Although staff in a core facility play a different role than trainees in a research lab, there are some similarities, depending on the mentoring style. For me, the most important objective for a core staff member is career growth. I think it’s misleading to think of core facility staff as technicians or simply instrument operators. I want the staff in our lab to feel empowered to take a leading role in all aspects of the user-facing side of operations and to lead collaborative efforts with users they have formed relationships with. Although turnover in a core facility can be problematic due to the amount of time it takes to become skilled in flow cytometry - at least 1-2 years - I want our staff to grow and ultimately pursue the career path in flow cytometry that most interests them. Our last team member, Daniel Troast, is now in a fantastic role at a leading instrument manufacturer, and his training here in CSCI got him there. He had no experience in flow cytometry before joining and is now supporting highly complex instrumentation. That type of legacy is an important metric of the success of a facility’s ability to mentor and train staff. I think it would be fantastic if every staff member who has worked with us ended up managing their own core facility!

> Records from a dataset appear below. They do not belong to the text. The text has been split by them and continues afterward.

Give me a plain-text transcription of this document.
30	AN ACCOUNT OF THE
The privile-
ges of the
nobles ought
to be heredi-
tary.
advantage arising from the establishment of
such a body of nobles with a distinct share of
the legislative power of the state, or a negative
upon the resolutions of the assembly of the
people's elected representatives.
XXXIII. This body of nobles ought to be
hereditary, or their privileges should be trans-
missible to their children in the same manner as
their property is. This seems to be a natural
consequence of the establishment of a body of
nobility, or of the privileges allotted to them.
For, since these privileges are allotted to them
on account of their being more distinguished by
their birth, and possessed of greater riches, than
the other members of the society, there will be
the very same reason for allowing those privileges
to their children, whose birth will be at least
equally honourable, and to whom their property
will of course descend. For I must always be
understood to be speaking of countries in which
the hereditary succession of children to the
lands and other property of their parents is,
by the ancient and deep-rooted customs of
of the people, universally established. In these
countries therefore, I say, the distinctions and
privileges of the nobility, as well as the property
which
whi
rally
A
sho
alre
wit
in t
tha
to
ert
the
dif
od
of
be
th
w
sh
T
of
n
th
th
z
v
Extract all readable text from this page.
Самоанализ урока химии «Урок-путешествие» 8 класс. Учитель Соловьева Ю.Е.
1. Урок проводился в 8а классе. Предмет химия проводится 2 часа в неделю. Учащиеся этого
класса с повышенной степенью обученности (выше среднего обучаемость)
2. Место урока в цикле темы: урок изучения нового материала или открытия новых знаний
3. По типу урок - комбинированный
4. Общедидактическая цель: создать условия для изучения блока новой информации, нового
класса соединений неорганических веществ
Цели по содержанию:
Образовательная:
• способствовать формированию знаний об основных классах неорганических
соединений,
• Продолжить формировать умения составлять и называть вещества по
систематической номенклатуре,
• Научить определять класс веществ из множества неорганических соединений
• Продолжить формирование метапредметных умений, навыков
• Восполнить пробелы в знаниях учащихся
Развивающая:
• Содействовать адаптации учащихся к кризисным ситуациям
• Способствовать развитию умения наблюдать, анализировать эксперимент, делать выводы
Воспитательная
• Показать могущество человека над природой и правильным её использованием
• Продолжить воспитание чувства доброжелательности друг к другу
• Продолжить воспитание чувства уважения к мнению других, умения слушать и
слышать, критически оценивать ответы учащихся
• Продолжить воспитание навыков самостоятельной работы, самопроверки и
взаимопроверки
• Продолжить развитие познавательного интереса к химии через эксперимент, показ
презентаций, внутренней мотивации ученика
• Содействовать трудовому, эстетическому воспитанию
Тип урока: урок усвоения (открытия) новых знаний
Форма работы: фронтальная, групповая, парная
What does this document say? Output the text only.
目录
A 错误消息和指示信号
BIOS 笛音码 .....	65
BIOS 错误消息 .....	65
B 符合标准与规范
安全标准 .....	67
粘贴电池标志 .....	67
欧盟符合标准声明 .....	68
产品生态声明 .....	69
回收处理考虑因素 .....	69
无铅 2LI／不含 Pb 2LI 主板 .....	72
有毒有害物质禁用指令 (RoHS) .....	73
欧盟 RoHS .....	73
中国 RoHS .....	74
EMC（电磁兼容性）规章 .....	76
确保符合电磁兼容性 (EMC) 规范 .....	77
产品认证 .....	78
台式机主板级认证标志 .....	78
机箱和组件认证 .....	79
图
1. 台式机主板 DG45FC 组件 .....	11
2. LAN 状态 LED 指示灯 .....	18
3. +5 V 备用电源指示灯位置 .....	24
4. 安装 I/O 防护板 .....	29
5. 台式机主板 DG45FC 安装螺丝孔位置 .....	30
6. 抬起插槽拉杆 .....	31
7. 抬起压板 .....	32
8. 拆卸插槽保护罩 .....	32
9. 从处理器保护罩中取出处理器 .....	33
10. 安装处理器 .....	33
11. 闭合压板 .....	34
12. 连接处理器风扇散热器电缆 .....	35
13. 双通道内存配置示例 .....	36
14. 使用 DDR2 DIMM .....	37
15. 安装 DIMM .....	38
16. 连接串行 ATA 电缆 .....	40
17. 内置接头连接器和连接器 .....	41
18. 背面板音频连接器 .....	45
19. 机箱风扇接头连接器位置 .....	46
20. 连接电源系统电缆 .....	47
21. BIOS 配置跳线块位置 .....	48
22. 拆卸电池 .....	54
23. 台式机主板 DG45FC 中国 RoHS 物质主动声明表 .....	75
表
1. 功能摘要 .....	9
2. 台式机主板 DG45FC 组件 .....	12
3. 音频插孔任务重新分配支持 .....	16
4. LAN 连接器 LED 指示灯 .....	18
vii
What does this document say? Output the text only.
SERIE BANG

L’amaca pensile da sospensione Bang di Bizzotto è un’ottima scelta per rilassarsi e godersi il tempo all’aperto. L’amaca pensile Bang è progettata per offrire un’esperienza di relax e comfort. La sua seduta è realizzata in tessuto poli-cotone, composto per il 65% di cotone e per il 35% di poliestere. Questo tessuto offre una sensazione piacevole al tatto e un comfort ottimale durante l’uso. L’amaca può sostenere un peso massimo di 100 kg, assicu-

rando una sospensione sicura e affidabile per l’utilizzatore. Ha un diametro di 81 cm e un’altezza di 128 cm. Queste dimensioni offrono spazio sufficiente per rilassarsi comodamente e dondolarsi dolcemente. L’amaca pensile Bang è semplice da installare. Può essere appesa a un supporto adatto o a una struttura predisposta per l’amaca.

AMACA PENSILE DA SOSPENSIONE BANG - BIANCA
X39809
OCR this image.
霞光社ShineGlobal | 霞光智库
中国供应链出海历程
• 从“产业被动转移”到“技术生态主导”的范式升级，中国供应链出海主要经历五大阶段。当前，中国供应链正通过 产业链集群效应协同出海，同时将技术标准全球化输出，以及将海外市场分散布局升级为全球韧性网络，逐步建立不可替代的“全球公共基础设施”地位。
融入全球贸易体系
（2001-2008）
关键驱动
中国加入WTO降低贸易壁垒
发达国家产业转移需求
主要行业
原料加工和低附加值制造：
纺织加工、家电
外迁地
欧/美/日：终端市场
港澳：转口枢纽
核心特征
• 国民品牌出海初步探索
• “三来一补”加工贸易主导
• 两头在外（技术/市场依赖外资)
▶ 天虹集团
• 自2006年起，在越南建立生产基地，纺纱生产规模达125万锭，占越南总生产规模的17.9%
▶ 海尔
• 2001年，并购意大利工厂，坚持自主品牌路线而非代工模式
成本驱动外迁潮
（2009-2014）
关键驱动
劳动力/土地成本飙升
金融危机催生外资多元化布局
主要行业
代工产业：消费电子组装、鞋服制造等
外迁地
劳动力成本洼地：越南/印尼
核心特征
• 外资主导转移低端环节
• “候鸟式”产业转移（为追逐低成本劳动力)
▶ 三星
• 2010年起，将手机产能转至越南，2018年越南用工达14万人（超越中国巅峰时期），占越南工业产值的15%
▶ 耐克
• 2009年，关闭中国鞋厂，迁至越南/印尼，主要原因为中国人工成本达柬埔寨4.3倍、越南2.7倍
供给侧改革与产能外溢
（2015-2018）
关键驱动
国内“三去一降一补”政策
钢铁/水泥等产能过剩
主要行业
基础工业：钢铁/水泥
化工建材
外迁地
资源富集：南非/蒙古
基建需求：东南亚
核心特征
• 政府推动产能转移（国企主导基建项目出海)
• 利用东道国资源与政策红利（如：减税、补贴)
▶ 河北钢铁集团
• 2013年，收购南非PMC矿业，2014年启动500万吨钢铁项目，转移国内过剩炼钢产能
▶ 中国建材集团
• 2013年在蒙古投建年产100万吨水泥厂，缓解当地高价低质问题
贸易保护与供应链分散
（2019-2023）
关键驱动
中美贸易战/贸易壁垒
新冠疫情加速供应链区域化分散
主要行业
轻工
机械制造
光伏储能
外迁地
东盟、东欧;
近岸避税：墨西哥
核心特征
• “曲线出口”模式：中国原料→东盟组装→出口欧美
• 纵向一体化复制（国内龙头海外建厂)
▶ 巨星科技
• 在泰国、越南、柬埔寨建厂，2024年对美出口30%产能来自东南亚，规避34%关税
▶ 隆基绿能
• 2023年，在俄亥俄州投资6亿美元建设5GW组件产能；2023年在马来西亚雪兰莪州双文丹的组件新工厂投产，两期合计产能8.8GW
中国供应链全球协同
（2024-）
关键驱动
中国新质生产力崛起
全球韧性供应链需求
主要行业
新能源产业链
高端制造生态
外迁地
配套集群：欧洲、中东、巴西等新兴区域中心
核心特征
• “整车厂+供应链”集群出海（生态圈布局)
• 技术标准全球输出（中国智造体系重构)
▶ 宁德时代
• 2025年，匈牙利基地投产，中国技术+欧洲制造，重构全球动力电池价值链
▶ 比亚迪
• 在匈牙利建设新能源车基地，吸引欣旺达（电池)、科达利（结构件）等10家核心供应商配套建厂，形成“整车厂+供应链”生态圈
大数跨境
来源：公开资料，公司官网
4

Who were your most influential mentors/role models in science and what did you learn from them?
Emmanuelle has been an incredible mentor for me in my endeavor to start and sustain the core facility. Her leadership and vision for the core facility and CSCI in general has truly shaped what I have been able to accomplish at Columbia.
A big part of this has to do with the organization culture in CSCI. Last summer, I was invited by the Office for Research, along with Barbara Corneo, to participate in the Leadership and Management in Core Facility course offered by Northwestern University's Kellogg School of Business. The course was taught by business school professors and was a very unique opportunity to explore topics that we don’t really think about much - organization culture, leadership, teams, and marketing and budgeting strategies. One of the most compelling sections of the course was focused on organization culture. One of the ways to define culture is a sense of aligned goals, principles, and practices shared amongst members of an organization. After thinking about this, I realized that large academic institutions in general, comprised of so many entities, struggle with maintaining a common culture across the whole organization. I then realized that one of the things I really love about CSCI is how cohesive the community is. A big part of this is due to the fact that Emmanuelle’s leadership and vision for CSCI has nurtured a culture where members feel included, supported, and part of its community. I think this is a very special aspect of CSCI!
In the flow cytometry field as well, community is very important. We rely on each other to share ideas and experiences and to troubleshoot. I am active in the local flow cytometry communities and find a great deal of mentorship among more experienced colleagues who manage other core facilities in the area.